Robos y secuestros agudizan el peligro de viajar por «la ruta del terror» en México y cuestan millones de dólares al comercio

Los empresarios y las autoridades han elevado sus preocupaciones ante el aumento de robos en el transporte de carga y asaltos a individuos que viajan por las carreteras de México, lo cual es motivo de alarma en ambos lados de la frontera. Recientemente, organizaciones empresariales de México y Estados Unidos han señalado la grave situación que enfrentan los transportistas en sus trayectos. Estas inquietudes han sido expresadas por empresarios estadounidenses en las consultas públicas previas a la revisión del Tratado entre México, Estados Unidos y Canadá (T-MEC), que se espera inicie formalmente en enero.

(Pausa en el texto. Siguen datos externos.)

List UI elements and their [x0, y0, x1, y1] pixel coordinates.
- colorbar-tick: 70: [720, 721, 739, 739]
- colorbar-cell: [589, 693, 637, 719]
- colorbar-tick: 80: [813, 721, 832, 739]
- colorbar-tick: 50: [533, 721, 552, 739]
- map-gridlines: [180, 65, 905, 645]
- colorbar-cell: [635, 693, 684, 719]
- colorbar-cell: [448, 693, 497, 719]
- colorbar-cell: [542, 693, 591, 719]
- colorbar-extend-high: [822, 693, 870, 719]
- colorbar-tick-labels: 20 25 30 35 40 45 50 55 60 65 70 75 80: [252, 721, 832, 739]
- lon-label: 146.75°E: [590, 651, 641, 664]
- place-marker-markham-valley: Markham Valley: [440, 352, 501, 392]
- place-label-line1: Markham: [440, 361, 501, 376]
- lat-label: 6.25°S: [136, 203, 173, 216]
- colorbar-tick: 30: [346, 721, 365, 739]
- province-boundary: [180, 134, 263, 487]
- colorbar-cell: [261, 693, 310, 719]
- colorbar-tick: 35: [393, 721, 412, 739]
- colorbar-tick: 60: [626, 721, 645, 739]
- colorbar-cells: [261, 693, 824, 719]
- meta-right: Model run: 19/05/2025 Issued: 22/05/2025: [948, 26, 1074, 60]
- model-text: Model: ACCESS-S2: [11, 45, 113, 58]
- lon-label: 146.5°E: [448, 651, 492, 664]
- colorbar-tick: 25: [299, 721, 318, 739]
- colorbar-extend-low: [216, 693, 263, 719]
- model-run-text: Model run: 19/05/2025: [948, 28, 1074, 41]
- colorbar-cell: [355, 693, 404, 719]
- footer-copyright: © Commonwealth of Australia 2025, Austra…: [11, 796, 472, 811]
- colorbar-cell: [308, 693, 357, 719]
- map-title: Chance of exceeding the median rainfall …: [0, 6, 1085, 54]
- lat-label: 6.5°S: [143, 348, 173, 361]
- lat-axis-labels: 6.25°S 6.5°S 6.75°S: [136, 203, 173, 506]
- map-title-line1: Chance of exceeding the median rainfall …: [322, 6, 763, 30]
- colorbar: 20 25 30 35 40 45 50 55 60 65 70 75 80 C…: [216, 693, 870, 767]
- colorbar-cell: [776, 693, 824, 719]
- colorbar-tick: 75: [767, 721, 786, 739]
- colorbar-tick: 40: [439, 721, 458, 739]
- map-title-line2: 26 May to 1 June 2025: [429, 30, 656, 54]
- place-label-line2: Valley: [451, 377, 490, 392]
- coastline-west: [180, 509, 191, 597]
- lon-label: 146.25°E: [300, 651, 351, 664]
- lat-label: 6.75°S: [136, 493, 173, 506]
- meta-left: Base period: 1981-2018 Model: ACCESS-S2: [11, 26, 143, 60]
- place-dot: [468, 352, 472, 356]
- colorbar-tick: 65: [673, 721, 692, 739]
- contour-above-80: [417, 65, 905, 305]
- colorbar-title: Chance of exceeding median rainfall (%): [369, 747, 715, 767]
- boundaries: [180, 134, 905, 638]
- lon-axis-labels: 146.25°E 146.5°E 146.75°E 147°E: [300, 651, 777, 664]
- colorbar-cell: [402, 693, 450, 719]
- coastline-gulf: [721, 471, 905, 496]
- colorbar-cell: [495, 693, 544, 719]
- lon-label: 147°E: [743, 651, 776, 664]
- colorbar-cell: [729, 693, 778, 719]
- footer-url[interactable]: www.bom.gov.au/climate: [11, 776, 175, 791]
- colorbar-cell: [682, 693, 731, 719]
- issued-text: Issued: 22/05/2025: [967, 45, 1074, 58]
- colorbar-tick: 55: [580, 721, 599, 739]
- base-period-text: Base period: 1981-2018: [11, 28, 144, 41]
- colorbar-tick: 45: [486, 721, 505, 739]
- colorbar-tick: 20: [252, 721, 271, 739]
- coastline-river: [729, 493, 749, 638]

Por ejemplo, el Consejo Nacional de Comercio Exterior (NFTC), que agrupa a numerosas empresas estadounidenses como Amazon, DHL y Coca-Cola, ha presentado quejas al Representante Comercial de Estados Unidos (USTR) en octubre y noviembre. Esta agencia es responsable de las negociaciones en el contexto de la revisión del T-MEC. Además, el Departamento de Estado ha emitido alertas desde sus consulados sobre los riesgos en las carreteras mexicanas.

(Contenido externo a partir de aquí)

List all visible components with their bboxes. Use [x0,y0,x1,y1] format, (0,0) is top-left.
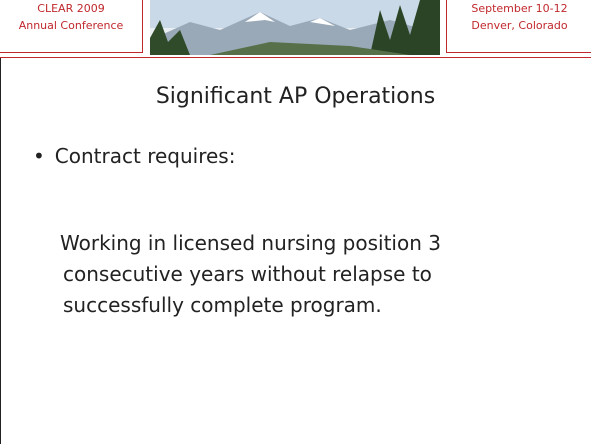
bullet-text: Contract requires: [55,144,236,168]
header-text: Denver, Colorado [447,17,591,34]
header-left: CLEAR 2009 Annual Conference [0,0,143,53]
paragraph-line: successfully complete program. [60,290,441,321]
header-text: CLEAR 2009 [0,0,142,17]
header-rule [0,57,591,58]
paragraph-line: Working in licensed nursing position 3 [60,228,441,259]
paragraph: Working in licensed nursing position 3 c… [60,228,441,321]
header-right: September 10-12 Denver, Colorado [446,0,591,53]
paragraph-line: consecutive years without relapse to [60,259,441,290]
slide-title: Significant AP Operations [0,84,591,109]
left-rule [0,58,1,444]
slide-page: CLEAR 2009 Annual Conference September 1… [0,0,591,444]
header-text: Annual Conference [0,17,142,34]
header-text: September 10-12 [447,0,591,17]
bullet: •Contract requires: [33,144,235,168]
header-image [150,0,440,55]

El Consulado de Estados Unidos en Monterrey, Nuevo León, advirtió a finales de noviembre sobre un aumento en los robos a vehículos particulares con placas extranjeras en la carretera 85D, que conecta esa ciudad con Nuevo Laredo, Tamaulipas. Las víctimas han reportado ser detenidas por vehículos con luces intermitentes, que aparentan ser paradas de tráfico autorizadas, hasta que los delincuentes emergen. Esta ruta ha sido apodada “la ruta del terror” debido a los numerosos casos de desapariciones, especialmente de taxistas, y se encuentra bajo el control del Cartel del Noreste, considerado un grupo terrorista por el gobierno de Donald Trump.

Las autoridades de ambas entidades han respondido ofreciendo mayor presencia policial para garantizar la seguridad, aunque los reportes de robos, secuestros y agresiones a vehículos tanto particulares como comerciales siguen en aumento. Alberto Guerrero Baena, analista de seguridad, calificó la situación de viajar por las carreteras de México como “un deporte de alto riesgo”. Según él, la respuesta del gobierno ha sido más una “simulación” para aparentar que se está abordando el problema de la inseguridad.

Guerrero Baena también mencionó que hay una “infiltración” de criminales en las fuerzas policiales que deberían garantizar la seguridad en las carreteras, lo que les permite actuar con impunidad. “Es como tener halcones dentro de las propias instituciones”, agregó, sugiriendo que los delincuentes tienen acceso a información sobre los vehículos que circulan.

El NFTC ha reiterado en sus comunicaciones al USTR la necesidad de que se exijan acciones más contundentes a México para asegurar la seguridad del transporte de carga, indicando que el alto nivel de robos es una preocupación crítica para todos sus miembros que operan en la región. Aunque Estados Unidos está abordando el tema de la seguridad en las conversaciones bilaterales, el NFTC destacó que la protección de los transportistas requiere atención especial, ya que los riesgos van más allá de la frontera y tienen implicaciones en la cadena de suministro y la inversión en México.

En el ámbito mexicano, también se han alzado voces entre los empresarios pidiendo al gobierno de Claudia Sheinbaum que tome medidas más efectivas contra los robos y extorsiones en las carreteras. Durante un foro de la Cámara Nacional del Autotransporte de Carga (Canacar), se expresaron preocupaciones sobre la inseguridad en las vías terrestres y se exigieron acciones concretas para combatir los robos, que según cifras de la industria, causan pérdidas de alrededor de 7,000 millones de pesos (más de 384 millones de dólares) a las empresas.

Analistas han advertido que la gravedad de la situación podría ser utilizada por Trump como argumento para desmantelar el T-MEC, especialmente dado el contexto de impunidad en el que operan los carteles en México. El Consulado de Estados Unidos en Monterrey ha recomendado a sus ciudadanos que viajen de día por la carretera 85D, destacando la falta de un plan de seguridad efectivo por parte del gobierno mexicano.

Guerrero Baena subrayó que la presencia criminal abarca entre un 75% y 80% del territorio mexicano, lo que agrava el problema. La situación actual refleja la incapacidad del gobierno para implementar un plan de seguridad robusto que garantice la protección en las carreteras, y la falta de un modelo de seguridad efectivo se ha vuelto un obstáculo significativo en la lucha contra el crimen organizado en el país.